Maybe have one admin that takes care of the server other than you in case you are not around and something needs to be done. And one to oversee moderation of the staff and users or a tech admin to help with themes, etc. All else should be Staff or something similar with no access to the admin boards and very limited access to the admin section. They should not have access to membergroups, that should be for admins only.

They jumped all over you cause you allowed them to have too much power. Hardly any of them can do anything like editing themes, do anything on the server, etc. and should not have that title unless they were someone who you two got together and started the site together, maybe.

With as many admins/staff as you have already you don't need moderators. The others should be the moderators as part of their duties, especially if they can't really do much else. Ranting is not the job of an admin, they should be able to do something useful! If they are not trying to learn how to do anything useful then why are they on staff?

Maxx

If you are the owner of the site, then you have the final word.. If they do not except that they should not be a staffer like Steve mentioned. Try always to let them know ahead of time on changes, but if it's some thing you feel are needed right off then do it and let them know. If they get pissed, that would be on them. In most cases I would let them know it is some your trying out.

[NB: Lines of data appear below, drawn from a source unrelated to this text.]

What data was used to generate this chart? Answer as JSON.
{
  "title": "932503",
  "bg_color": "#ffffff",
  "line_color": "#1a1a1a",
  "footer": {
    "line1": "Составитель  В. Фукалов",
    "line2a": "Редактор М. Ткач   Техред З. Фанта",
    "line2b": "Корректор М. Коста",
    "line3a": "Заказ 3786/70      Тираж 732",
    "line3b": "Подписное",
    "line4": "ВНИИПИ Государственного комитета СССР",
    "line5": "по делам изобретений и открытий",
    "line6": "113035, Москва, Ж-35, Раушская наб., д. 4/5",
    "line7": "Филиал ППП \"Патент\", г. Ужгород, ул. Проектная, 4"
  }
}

The Internet changes very fast and you'll always need to try things out to see if they will work for you.

You may want to do and sticky post in the staff section, letting them know who is the boss and what you except of them, and what you will not except!

I agree with all the stuff dealing with their permissions and Steve stated!

regards,
Maxx

Ronald

I am the only Admni. (Owner). What I did was made these members Administrators after the conversion. Not realizing smf doesn't have the same permissions that IPB has. IPB probably has 4 time more permissions for Staff..

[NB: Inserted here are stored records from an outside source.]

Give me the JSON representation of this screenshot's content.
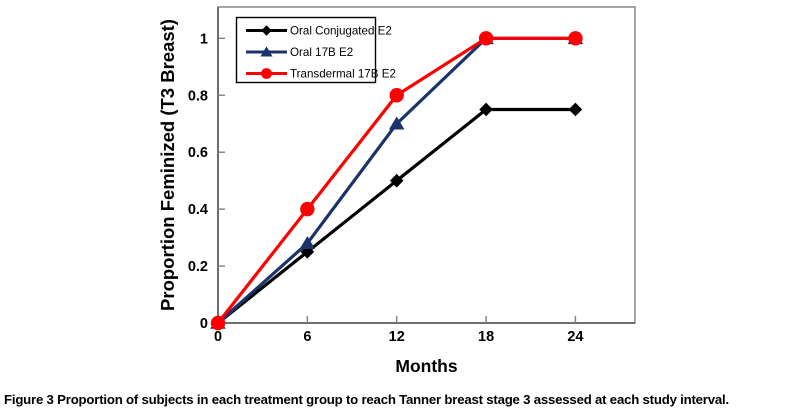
{
  "figure": {
    "caption_label": "Figure 3",
    "caption_text": "Proportion of subjects in each treatment group to reach Tanner breast stage 3 assessed at each study interval."
  },
  "chart_data": {
    "type": "line",
    "title": "",
    "xlabel": "Months",
    "ylabel": "Proportion Feminized (T3 Breast)",
    "x": [
      0,
      6,
      12,
      18,
      24
    ],
    "x_tick_labels": [
      "0",
      "6",
      "12",
      "18",
      "24"
    ],
    "y_ticks": [
      0,
      0.2,
      0.4,
      0.6,
      0.8,
      1
    ],
    "y_tick_labels": [
      "0",
      "0.2",
      "0.4",
      "0.6",
      "0.8",
      "1"
    ],
    "xlim": [
      0,
      28
    ],
    "ylim": [
      0,
      1.11
    ],
    "grid": false,
    "legend_position": "top-left-inside",
    "series": [
      {
        "name": "Oral Conjugated E2",
        "marker": "diamond",
        "color": "#000000",
        "values": [
          0,
          0.25,
          0.5,
          0.75,
          0.75
        ]
      },
      {
        "name": "Oral 17B E2",
        "marker": "triangle",
        "color": "#1b336b",
        "values": [
          0,
          0.28,
          0.7,
          1,
          1
        ]
      },
      {
        "name": "Transdermal 17B E2",
        "marker": "circle",
        "color": "#fe0000",
        "values": [
          0,
          0.4,
          0.8,
          1,
          1
        ]
      }
    ],
    "axis_color": "#7f7f7f",
    "tick_label_color": "#000000"
  }
}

I found out that SMF Admin have default permissions, and you can not make any changes. Because I made a new group called Owner and no default permissions..

After the two Admin. deleted themselves I went a changed the Admin. Group to Owner, and made a new Admin. Group and made permissions for it..

SMF doesn't seem to have very good permissions for the groups

Skhilled

Ah! That makes sense. Smf has good permissions, just different default permissions. Other boards like IPB and phpBB have more detailed permissions but are usually more difficult to learn. For SMF you need to create new groups and specifically give them the permissions you wish for them to have. You should change the default names, etc. and only change the permission settings and profiles.

You do not have to use the default membergroups or profiles. You should have created the "Owner" group and given it all permissions. Then create the other groups and give them the permission you want. So, if you decide to convert to another forum or anything else it should work as expected. The conversion software expects the default membergroups to remain the same. If it sees they have changed it confuses it and will get unexpected results.

Ronald

But yes, the Admin. is by default and if you make a Owner group you do not have default any longer..

My whole problem was making myself a group and leaving the Staff in the default, default can do everything, owner group is limited..

I need the Owner to be default group and Admin. to be secondary.

You have to many smiley icons on top, very distracted.